Uma vez instalado e disseminado o vício, em geral se tenta combatê-lo. Assim também, por
exemplo, com relação ao cigarro, há hoje em dia inúmeras campanhas antitabagistas, de caráter
paliativo, pois, sem dúvida, é sempre melhor nem contrair vícios. Prevenir ainda é o melhor
remédio: “difficulter reciduntur vitia, quae nobiscum creverunt” (Sêneca, De ira, II, 18).
Dificilmente desaparecerão os vícios que cresceram conosco...

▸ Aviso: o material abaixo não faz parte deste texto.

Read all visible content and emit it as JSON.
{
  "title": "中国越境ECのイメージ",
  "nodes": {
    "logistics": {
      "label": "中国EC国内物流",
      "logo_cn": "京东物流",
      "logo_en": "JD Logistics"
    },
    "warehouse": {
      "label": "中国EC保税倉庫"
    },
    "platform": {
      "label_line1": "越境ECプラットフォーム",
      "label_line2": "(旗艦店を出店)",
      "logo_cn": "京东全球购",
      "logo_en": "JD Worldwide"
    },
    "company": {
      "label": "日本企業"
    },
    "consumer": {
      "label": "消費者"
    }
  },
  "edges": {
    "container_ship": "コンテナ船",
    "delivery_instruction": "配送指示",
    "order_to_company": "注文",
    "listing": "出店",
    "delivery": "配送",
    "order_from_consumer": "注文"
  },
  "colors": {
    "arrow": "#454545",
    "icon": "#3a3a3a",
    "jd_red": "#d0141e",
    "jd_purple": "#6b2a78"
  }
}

O que interessa aqui é a pedagogia no combate ao vício, ou, de modo geral, ao erro, seja sob
a conotação de crime (“serial killer”, pistoleiro profissional, capangas, ambiente de corrupção,
etc.), dependência ou pecado. Trata-se de apelar, coerente e persuasivamente, para a capacidade
de lidar com sentimentos de ira, ansiedade, depressão, como o fazem, há décadas, os Alcoólicos
Anônimos e outros grupos de recuperação. De modo geral, parece que a pedagogia não tem
inspirado renovações metodológicas significativas de combate ao vício. Um programa de
televisão, por sinal muito bem feito, de combate à violência, foi seguido, na programação,
justamente de um filme de extrema violência. Daqueles em que mocinhos e bandidos dão tiros
com metralhadoras que estraçalham as pessoas e fazem jorrar sangue para todo lado. Ao mesmo
tempo que o Ministério da Saúde adverte sobre os riscos do fumar, os cofres públicos se
locupletam em impostos provenientes da Souza Cruz e outras, e os meios de comunicação
faturam com propagandas do maravilhoso mundo de Marlboro: “Come to Marlboro Country!”. O
jogo do bicho, clandestino (mas nem tanto), é proibido. Outros jogos, similares, fazem a festa da
arrecadação. Nos Estados Unidos, fabricantes de cigarros se previnem contra processos de
indenização. Mas, pensando bem, muitos outros produtos, propagandas, anúncios e cenas de
televisão seriam passíveis também de indenização. Se cada um de nós tivesse que indenizar pelos
maus exemplos, então...
No dia 31 de maio de 1997, no Hospital Português do Recife, aos 98 anos faleceu o frade
Damiano de Bozzano, o Frei Damião, que viveu no nordeste brasileiro de 1931 até sua morte.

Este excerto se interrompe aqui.